Today’s decision is one in a string of recent European Commission rulings about the taxation of American businesses that operate in Europe. For instance, in October 2015, the EC required the Netherlands to collect as much as $33 million in taxes from Starbucks. Currently, the EC is investigating Luxembourg’s tax treatment of Amazon and McDonald’s.
Together, these rulings constitute a worrisome trend. Increasingly, multinational institutions, such as the European Commission, are acting as the final arbiters of the international tax system. As a result, U.S. companies may face growing uncertainty in determining their foreign tax liability.
The international tax system has never been simple or perfect (far from it), but it is often predictable. Businesses operating in more than one country can rely on a network of dozens of tax treaties that define which countries are entitled to tax a business’ income. Most developed countries rely on the same broad set of standards (“transfer pricing”) to determine where income is earned.
Under these treaties and standards, U.S. businesses can be somewhat certain about how much they will owe in taxes to which foreign countries.
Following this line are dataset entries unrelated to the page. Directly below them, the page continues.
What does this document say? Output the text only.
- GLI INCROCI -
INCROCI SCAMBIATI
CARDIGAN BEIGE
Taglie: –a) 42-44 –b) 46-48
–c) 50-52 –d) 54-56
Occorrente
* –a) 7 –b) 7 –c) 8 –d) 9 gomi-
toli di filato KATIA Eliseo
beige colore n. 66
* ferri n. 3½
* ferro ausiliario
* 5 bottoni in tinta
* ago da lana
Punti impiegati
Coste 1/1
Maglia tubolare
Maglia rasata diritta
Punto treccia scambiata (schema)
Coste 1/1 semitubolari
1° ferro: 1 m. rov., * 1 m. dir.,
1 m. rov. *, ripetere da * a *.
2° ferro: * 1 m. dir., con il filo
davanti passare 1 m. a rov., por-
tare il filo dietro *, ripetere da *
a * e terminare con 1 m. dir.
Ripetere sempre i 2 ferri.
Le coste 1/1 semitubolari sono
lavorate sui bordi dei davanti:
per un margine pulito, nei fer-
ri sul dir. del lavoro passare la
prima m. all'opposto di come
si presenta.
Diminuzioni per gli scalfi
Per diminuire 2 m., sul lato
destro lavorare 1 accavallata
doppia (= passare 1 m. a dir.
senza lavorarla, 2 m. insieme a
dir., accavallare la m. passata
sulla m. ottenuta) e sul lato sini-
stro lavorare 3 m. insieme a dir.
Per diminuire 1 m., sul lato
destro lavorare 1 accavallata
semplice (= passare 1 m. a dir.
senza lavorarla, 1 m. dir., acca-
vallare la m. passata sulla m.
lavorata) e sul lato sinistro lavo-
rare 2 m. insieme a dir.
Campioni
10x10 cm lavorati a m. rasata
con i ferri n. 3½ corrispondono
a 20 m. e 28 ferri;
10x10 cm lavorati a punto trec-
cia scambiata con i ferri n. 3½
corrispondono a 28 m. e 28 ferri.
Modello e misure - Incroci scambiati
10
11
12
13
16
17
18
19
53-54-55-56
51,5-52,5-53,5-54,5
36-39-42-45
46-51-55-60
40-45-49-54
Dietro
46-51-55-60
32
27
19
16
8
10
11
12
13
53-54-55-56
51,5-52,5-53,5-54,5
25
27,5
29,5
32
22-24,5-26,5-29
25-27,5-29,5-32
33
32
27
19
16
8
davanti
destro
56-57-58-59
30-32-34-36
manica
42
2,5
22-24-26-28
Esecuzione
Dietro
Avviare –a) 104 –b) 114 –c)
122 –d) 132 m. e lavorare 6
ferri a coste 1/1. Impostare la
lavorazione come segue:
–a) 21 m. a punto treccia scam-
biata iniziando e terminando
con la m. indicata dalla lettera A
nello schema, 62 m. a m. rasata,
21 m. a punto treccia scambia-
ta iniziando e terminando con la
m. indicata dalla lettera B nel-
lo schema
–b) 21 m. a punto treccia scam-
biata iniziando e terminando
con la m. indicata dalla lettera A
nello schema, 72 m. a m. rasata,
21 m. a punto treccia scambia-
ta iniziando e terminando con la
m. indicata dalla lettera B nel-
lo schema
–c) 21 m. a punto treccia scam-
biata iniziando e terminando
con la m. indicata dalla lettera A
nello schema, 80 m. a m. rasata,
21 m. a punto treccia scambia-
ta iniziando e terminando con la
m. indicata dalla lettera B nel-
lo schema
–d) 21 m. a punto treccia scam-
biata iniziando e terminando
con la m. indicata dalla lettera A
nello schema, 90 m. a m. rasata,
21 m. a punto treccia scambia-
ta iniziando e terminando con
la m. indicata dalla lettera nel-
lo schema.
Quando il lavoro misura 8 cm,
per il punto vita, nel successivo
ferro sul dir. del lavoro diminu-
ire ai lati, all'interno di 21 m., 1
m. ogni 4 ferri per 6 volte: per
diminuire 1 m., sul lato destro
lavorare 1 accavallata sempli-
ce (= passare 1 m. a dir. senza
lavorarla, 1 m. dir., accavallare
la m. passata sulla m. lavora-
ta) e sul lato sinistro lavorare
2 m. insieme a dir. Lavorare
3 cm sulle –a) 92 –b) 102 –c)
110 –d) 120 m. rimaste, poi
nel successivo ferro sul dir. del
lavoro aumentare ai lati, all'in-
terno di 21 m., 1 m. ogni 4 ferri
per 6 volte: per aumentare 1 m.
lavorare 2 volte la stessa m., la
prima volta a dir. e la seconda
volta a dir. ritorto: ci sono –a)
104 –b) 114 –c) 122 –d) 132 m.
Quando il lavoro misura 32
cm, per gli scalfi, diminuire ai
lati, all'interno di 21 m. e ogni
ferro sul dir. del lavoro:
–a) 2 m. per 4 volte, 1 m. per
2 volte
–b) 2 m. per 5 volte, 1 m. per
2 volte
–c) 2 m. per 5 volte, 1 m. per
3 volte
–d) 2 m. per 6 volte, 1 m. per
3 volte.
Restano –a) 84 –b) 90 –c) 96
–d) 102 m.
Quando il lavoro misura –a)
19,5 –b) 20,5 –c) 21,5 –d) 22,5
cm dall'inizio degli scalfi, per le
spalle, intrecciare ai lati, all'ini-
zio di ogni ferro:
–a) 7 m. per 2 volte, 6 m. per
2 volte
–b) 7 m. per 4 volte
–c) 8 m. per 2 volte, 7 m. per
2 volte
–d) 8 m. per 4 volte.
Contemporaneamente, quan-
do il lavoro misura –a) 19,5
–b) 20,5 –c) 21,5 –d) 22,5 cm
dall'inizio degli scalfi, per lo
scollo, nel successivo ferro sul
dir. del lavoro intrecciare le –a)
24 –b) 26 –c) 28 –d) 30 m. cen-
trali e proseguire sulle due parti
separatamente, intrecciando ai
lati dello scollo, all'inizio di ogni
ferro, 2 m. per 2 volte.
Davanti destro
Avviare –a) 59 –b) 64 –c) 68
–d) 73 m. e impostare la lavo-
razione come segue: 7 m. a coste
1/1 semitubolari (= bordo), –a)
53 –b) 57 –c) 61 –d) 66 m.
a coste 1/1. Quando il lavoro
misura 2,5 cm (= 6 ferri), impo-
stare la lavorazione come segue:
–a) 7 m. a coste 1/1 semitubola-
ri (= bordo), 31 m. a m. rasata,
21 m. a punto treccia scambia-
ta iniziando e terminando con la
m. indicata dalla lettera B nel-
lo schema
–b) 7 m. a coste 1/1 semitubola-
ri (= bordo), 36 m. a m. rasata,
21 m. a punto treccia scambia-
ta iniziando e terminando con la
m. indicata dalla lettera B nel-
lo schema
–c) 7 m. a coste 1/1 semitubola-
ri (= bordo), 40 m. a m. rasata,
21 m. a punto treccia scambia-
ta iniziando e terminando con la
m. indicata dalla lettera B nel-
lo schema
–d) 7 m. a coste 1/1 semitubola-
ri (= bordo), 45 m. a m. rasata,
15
Without these set rules, multinational companies would be in a tricky position: if you’re a U.S. company, with factories in the U.K., patents registered in Japan, and sales in France and Germany, how would you even begin to determine where your profits were earned and who you should pay taxes to?
The business certainty afforded by the international tax system is important, because there is a large body of evidence suggesting that tax uncertainty is economically harmful. For instance, in 2004, Federal Reserve economist Kelly Deminston found that countries with more volatile tax rates tend to see lower overall investment. A more recent study found that businesses with greater tax uncertainty tended to delay investments for longer.
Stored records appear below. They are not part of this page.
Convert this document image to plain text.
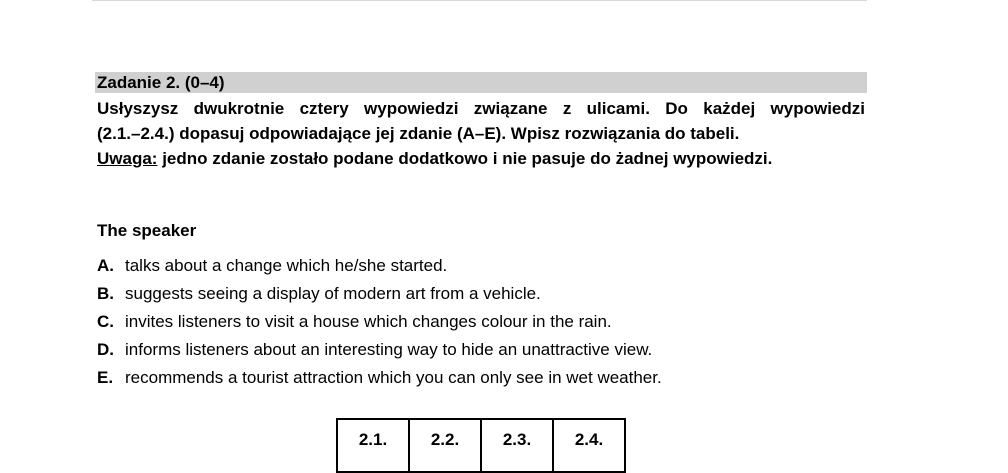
Zadanie 2. (0–4)
Usłyszysz dwukrotnie cztery wypowiedzi związane z ulicami. Do każdej wypowiedzi
(2.1.–2.4.) dopasuj odpowiadające jej zdanie (A–E). Wpisz rozwiązania do tabeli.
Uwaga: jedno zdanie zostało podane dodatkowo i nie pasuje do żadnej wypowiedzi.
The speaker
A. talks about a change which he/she started.
B. suggests seeing a display of modern art from a vehicle.
C. invites listeners to visit a house which changes colour in the rain.
D. informs listeners about an interesting way to hide an unattractive view.
E. recommends a tourist attraction which you can only see in wet weather.
2.1.	2.2.	2.3.	2.4.
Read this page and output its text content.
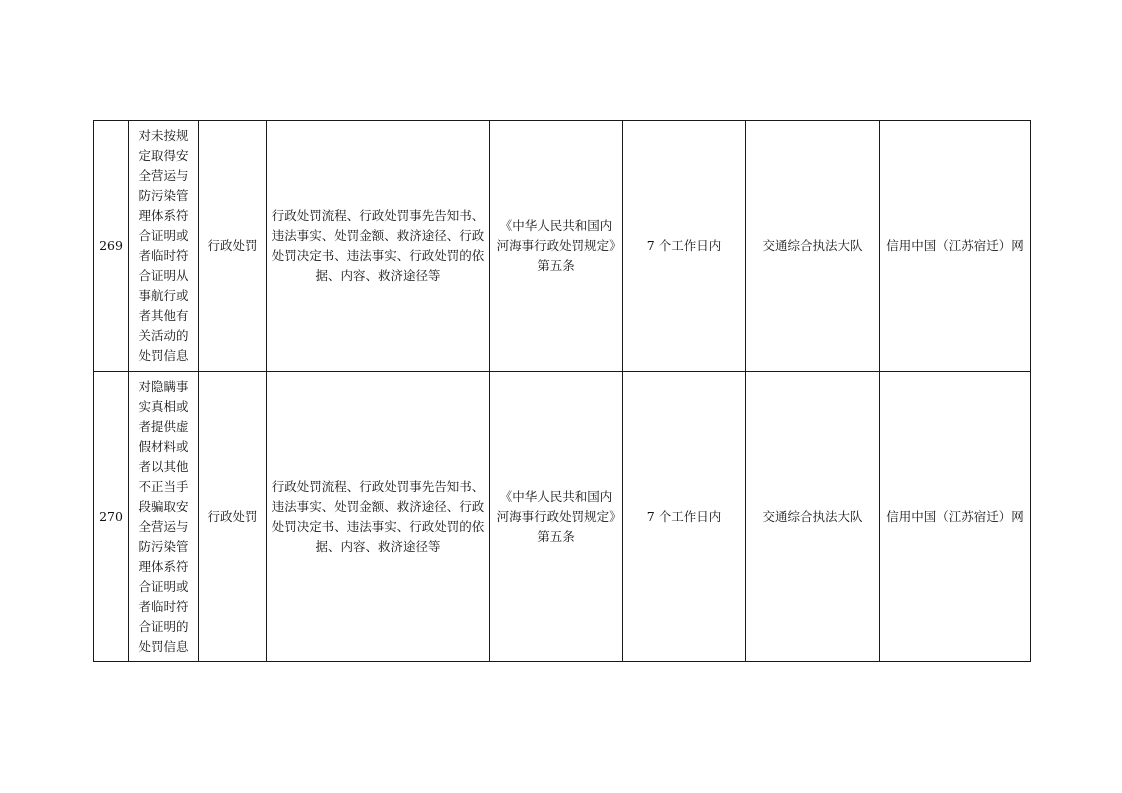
269	对未按规定取得安全营运与防污染管理体系符合证明或者临时符合证明从事航行或者其他有关活动的处罚信息	行政处罚	行政处罚流程、行政处罚事先告知书、违法事实、处罚金额、救济途径、行政处罚决定书、违法事实、行政处罚的依据、内容、救济途径等	《中华人民共和国内河海事行政处罚规定》第五条	7 个工作日内	交通综合执法大队	信用中国（江苏宿迁）网
270	对隐瞒事实真相或者提供虚假材料或者以其他不正当手段骗取安全营运与防污染管理体系符合证明或者临时符合证明的处罚信息	行政处罚	行政处罚流程、行政处罚事先告知书、违法事实、处罚金额、救济途径、行政处罚决定书、违法事实、行政处罚的依据、内容、救济途径等	《中华人民共和国内河海事行政处罚规定》第五条	7 个工作日内	交通综合执法大队	信用中国（江苏宿迁）网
However, the recent decisions by the European Commission threaten to undermine the relative predictability of the international tax system. For instance, as the U.S. Treasury notes, the European Commission has adopted a different set of transfer pricing standards than those typically used by developed nations. The more sets of tax rules that businesses have to consider when making investment decisions, the less certain they will be about the total taxes they owe.
In addition, the Commission’s rulings have been retroactive, requiring countries to tax corporations on their business income from previous years. Retroactive tax policies increase the overall uncertainty of a tax system, by forcing companies to second-guess whether the tax rules they operate under are liable to be suddenly reversed.
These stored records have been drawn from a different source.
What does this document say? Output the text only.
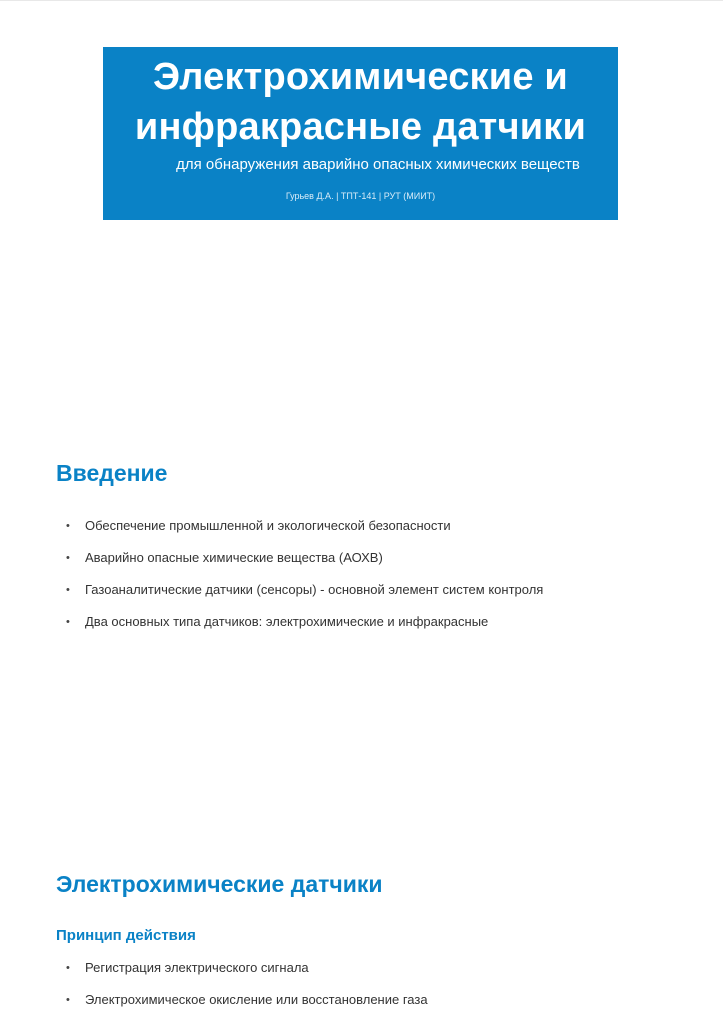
Электрохимические и инфракрасные датчики

для обнаружения аварийно опасных химических веществ

Гурьев Д.А. | ТПТ-141 | РУТ (МИИТ)

Введение
• Обеспечение промышленной и экологической безопасности
• Аварийно опасные химические вещества (АОХВ)
• Газоаналитические датчики (сенсоры) - основной элемент систем контроля
• Два основных типа датчиков: электрохимические и инфракрасные
Электрохимические датчики
Принцип действия
• Регистрация электрического сигнала
• Электрохимическое окисление или восстановление газа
Finally, the very fact that the European Commission has now established itself as a body with ad hoc authority over the tax payments of U.S. companies is likely to increase the uncertainty that these companies face. After all, the more cooks in the kitchen, the larger the mess; the more jurisdictions that can determine a business’s tax liability, the less predictable their tax payments will be.
None of this is intended to claim that the European Commission’s recent ruling was wrong. I am entirely unfamiliar with EU competition law and have little specific knowledge of Apple’s business finances. Instead, today’s news is another example of a troubling international tax trend, which should worry anyone who cares about preserving stable, predictable conditions for international business investment.